C’est pour toutes ces raisons, stipule le jugement, que Renault devra convoquer un nouveau CSE en bonne et due forme, revoir son évaluation des risques, ou encore organiser une formation « pratique et appropriée » pour ses salariés, notamment pour les « matériels de protection », tels les masques ou les visières.

Si l’on résume, la justice demande donc à l’entreprise de prendre davantage en considération la protection de la santé de ses salariés et les élus du personnel.

Cela ne devrait-il pas réjouir tout responsable syndical ? Apparemment non.
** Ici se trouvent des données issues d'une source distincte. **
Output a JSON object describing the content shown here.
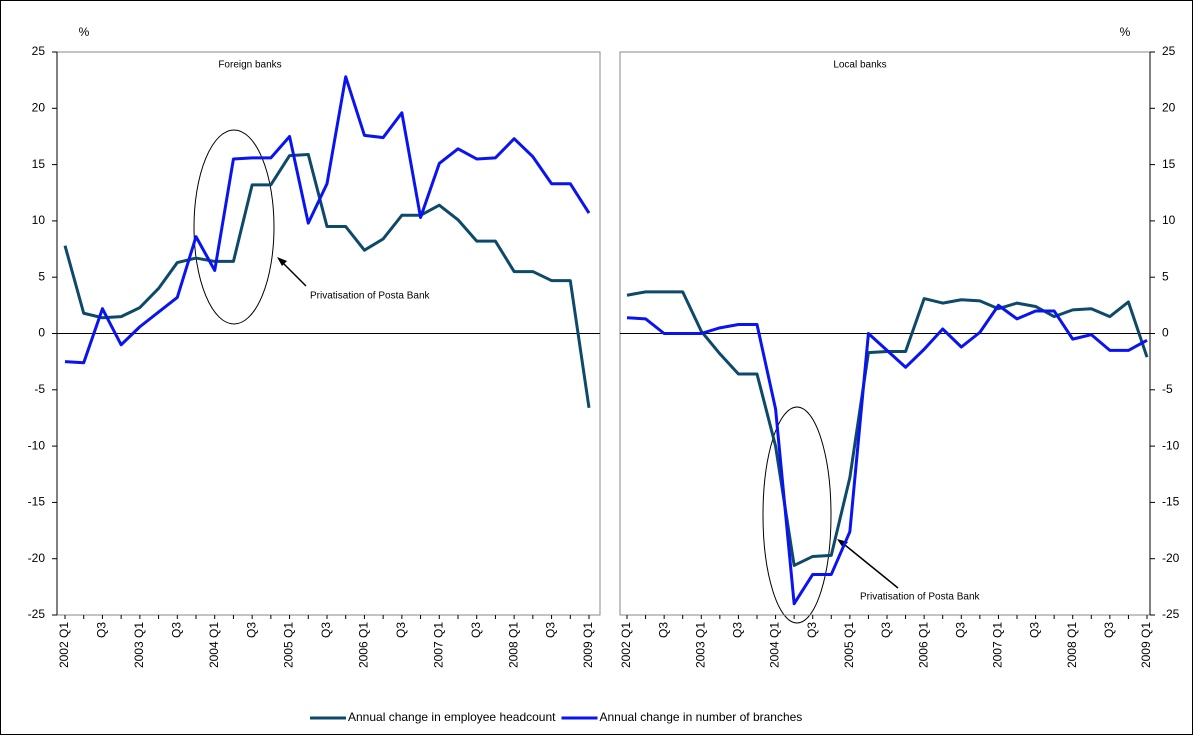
{
  "chart_data": {
    "type": "line",
    "categories": [
      "2002 Q1",
      null,
      "Q3",
      null,
      "2003 Q1",
      null,
      "Q3",
      null,
      "2004 Q1",
      null,
      "Q3",
      null,
      "2005 Q1",
      null,
      "Q3",
      null,
      "2006 Q1",
      null,
      "Q3",
      null,
      "2007 Q1",
      null,
      "Q3",
      null,
      "2008 Q1",
      null,
      "Q3",
      null,
      "2009 Q1"
    ],
    "series": [
      {
        "name": "Annual change in employee headcount",
        "color": "#0d4a6a"
      },
      {
        "name": "Annual change in number of branches",
        "color": "#0a14f0"
      }
    ],
    "ylim": [
      -25,
      25
    ],
    "yticks": [
      -25,
      -20,
      -15,
      -10,
      -5,
      0,
      5,
      10,
      15,
      20,
      25
    ],
    "grid": false,
    "panels": [
      {
        "title": "Foreign banks",
        "ylabel": "%",
        "axis_side": "left",
        "annotation": "Privatisation of Posta Bank",
        "series": [
          {
            "values": [
              7.8,
              1.8,
              1.4,
              1.5,
              2.3,
              4.0,
              6.3,
              6.7,
              6.4,
              6.4,
              13.2,
              13.2,
              15.8,
              15.9,
              9.5,
              9.5,
              7.4,
              8.4,
              10.5,
              10.5,
              11.4,
              10.1,
              8.2,
              8.2,
              5.5,
              5.5,
              4.7,
              4.7,
              -6.6
            ]
          },
          {
            "values": [
              -2.5,
              -2.6,
              2.2,
              -1.0,
              0.6,
              1.9,
              3.2,
              8.6,
              5.6,
              15.5,
              15.6,
              15.6,
              17.5,
              9.8,
              13.3,
              22.8,
              17.6,
              17.4,
              19.6,
              10.3,
              15.1,
              16.4,
              15.5,
              15.6,
              17.3,
              15.7,
              13.3,
              13.3,
              10.7
            ]
          }
        ]
      },
      {
        "title": "Local banks",
        "ylabel": "%",
        "axis_side": "right",
        "annotation": "Privatisation of Posta Bank",
        "series": [
          {
            "values": [
              3.4,
              3.7,
              3.7,
              3.7,
              0.2,
              -1.8,
              -3.6,
              -3.6,
              -10.0,
              -20.6,
              -19.8,
              -19.7,
              -12.8,
              -1.7,
              -1.6,
              -1.6,
              3.1,
              2.7,
              3.0,
              2.9,
              2.2,
              2.7,
              2.4,
              1.5,
              2.1,
              2.2,
              1.5,
              2.8,
              -2.1
            ]
          },
          {
            "values": [
              1.4,
              1.3,
              0.0,
              0.0,
              0.0,
              0.5,
              0.8,
              0.8,
              -6.7,
              -24.0,
              -21.4,
              -21.4,
              -17.6,
              0.0,
              -1.5,
              -3.0,
              -1.4,
              0.4,
              -1.2,
              0.1,
              2.5,
              1.3,
              2.0,
              2.0,
              -0.5,
              -0.1,
              -1.5,
              -1.5,
              -0.6
            ]
          }
        ]
      }
    ]
  }
}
FO Métaux a fustigé une CGT qui, avec la justice, a « pris en otages » les salariés. Surtout, interrogé il y a quelques heures et comme d’habitude abondamment relayé par les médias, le secrétaire général de la CFDT, Laurent Berger, a dénoncé « la posture de la CGT » qui « est irresponsable et infondée ».
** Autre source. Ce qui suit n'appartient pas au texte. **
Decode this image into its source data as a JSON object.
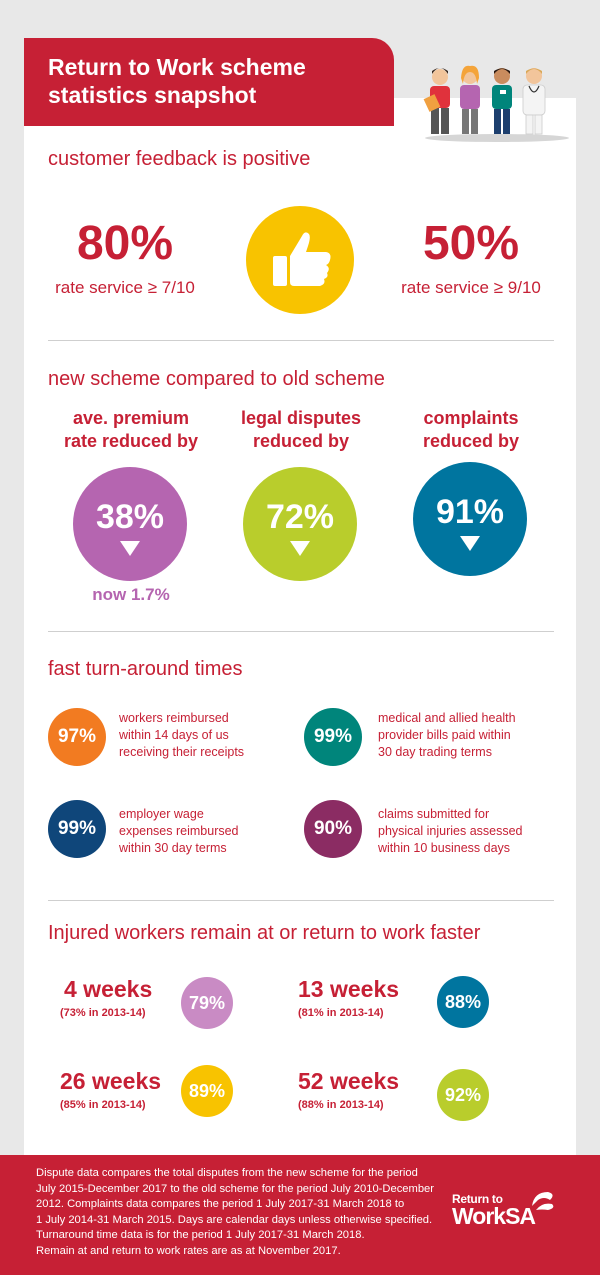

Rien de moins ! Drôle de raisonnement. Est-ce la CGT qui a décidé de fermer l’usine ? Sur des bases « infondées » ? Le n° 1 de la CFDT semble oublier qu’il critique là une décision de justice qui, au demeurant, a estimé la démarche de la CGT parfaitement fondée !

Emporté par son élan, Laurent Berger a même vanté « un dialogue social assez exemplaire sur la reprise d’activité en toute sécurité pour les travailleurs ». Bizarrement, l’ordonnance du tribunal dit très exactement le contraire !! Qui plus est en donnant moult détails.

Il y a donc un problème. Soit le dirigeant cédétiste n’a pas lu l’ordonnance de la justice. Soit il en a eu connaissance et il privilégie la reprise de la production sur la protection des travailleurs (qui, faut-il le lui rappeler, est la fonction première d’un syndicat…). Cette dernière hypothèse paraît cohérente. La sentence de Laurent Berger intervient en effet une semaine à peine après la « déclaration commune » du MEDEF, de la CFDT et de la CFTC sur « le maintien ou la reprise des activités économiques dans des conditions sanitaires optimales », si peu contraignante pour les employeurs en matière sanitaire.

Arrivé à ce stade, une phrase célèbre me vient à l’esprit : « Mon dieu, gardez-moi de mes amis. Quant à mes ennemis, je m’en charge ! ».